[Xastir] maps

Curt, WE7U archer at eskimo.com
Thu Feb 26 12:57:20 EST 2004


On Wed, 25 Feb 2004, Chris Bell wrote:

> > Ask Chris Bell.  I think he holds the record at # of maps, in the
> > thousands easily.  I'm in the several hundred range, but haven't
>
>
> Yeah, that would be me...
> about 1500 shape files (all of CA AZ NV) from esri (about 1.5 Gb),
> 173,192 (!!) jpg files from the topo! for CA (four resolutions) (about 8 Gb)
> about 1000 other maps, (radar urls, pocket, dos, GNIS, etc.)
> 8 Gb of DRGs for AZ that I have not sorted through yet
> 1 Gb of DRGs for CA that I don't use since I have the topo! jpgs
> 600Mb of DRGs for NV that have messed up geo data


> The large number of maps does become a problem of time... I never use
> the full set of topos, to index a 78409 subset of maps took my 1Ghz

      1,500
    173,192
      1,000
    +  more
    -------
    175,692 (more than)

I'd say you definitely hold the record!   You need help dude...  ;-)

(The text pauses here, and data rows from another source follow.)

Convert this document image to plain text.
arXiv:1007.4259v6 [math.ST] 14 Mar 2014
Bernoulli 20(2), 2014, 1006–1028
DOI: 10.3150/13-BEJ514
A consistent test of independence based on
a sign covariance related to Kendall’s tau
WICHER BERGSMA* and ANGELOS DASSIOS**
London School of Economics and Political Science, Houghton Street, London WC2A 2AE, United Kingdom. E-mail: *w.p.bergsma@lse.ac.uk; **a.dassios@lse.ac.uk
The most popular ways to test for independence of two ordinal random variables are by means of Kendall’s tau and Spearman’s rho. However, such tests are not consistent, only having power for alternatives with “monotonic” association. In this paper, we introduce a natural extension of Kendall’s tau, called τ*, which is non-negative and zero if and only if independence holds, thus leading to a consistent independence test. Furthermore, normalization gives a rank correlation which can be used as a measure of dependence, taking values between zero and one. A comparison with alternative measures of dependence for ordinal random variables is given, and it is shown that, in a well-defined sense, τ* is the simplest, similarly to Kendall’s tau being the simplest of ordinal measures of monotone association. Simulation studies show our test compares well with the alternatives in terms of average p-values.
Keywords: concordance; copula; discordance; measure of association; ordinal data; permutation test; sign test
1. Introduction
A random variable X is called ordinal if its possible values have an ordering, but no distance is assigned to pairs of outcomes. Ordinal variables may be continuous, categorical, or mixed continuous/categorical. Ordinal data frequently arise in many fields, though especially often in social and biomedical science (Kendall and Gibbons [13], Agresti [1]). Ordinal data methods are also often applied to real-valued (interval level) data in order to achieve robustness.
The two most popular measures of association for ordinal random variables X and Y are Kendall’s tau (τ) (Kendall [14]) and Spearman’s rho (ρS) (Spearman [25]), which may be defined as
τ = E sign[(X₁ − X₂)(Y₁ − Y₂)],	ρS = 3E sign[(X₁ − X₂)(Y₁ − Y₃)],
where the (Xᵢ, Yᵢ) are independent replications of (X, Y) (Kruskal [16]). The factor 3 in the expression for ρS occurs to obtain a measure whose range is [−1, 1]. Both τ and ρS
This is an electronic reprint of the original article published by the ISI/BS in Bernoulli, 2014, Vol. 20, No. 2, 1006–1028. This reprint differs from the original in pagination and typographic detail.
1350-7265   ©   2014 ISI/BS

> WARNING... reindexing to remove some maps will remove any layer/zoom
> properties you set for them...

Yep.  I think that is the desired operation for the general case.  I
consider your uses unusual.


> 1. subdirectories - seperate types of data, and layers to make it easy
> to select groups at once.
>
> 2. map files - make them smaller regions.  the geo extents make
> loading several small regions much faster than one big file.  (so
> make counties or smaller instead of the whole state at a time!)
>
> 3. layers - (data content) Seperate them out, and put them in the
> subdirectories above for easy selection of content for the current
> mission.
>
> 4. display layers - spend some time playing with the stacking of the
> maps, and figure out a good system.  Unfortunately labels are drawn at
> the same time as their feature, so subsequent layers can obscure lower
> labels.

I haven't run across that one, but you're right.  Would it be better
to run through each set of maps twice, drawing the features for all
and then the labels, or would that slow things down too much?  We
could also try to cache the labels and then draw them at the end,
but that poses other problems.

--
Curt, WE7U			    archer at eskimo dot com
Arlington, WA, USA		http://www.eskimo.com/~archer
"Lotto:    A tax on people who are bad at math." -- unknown
"Windows:  Microsoft's tax on computer illiterates." -- WE7U
"The world DOES revolve around me:  I picked the coordinate system!"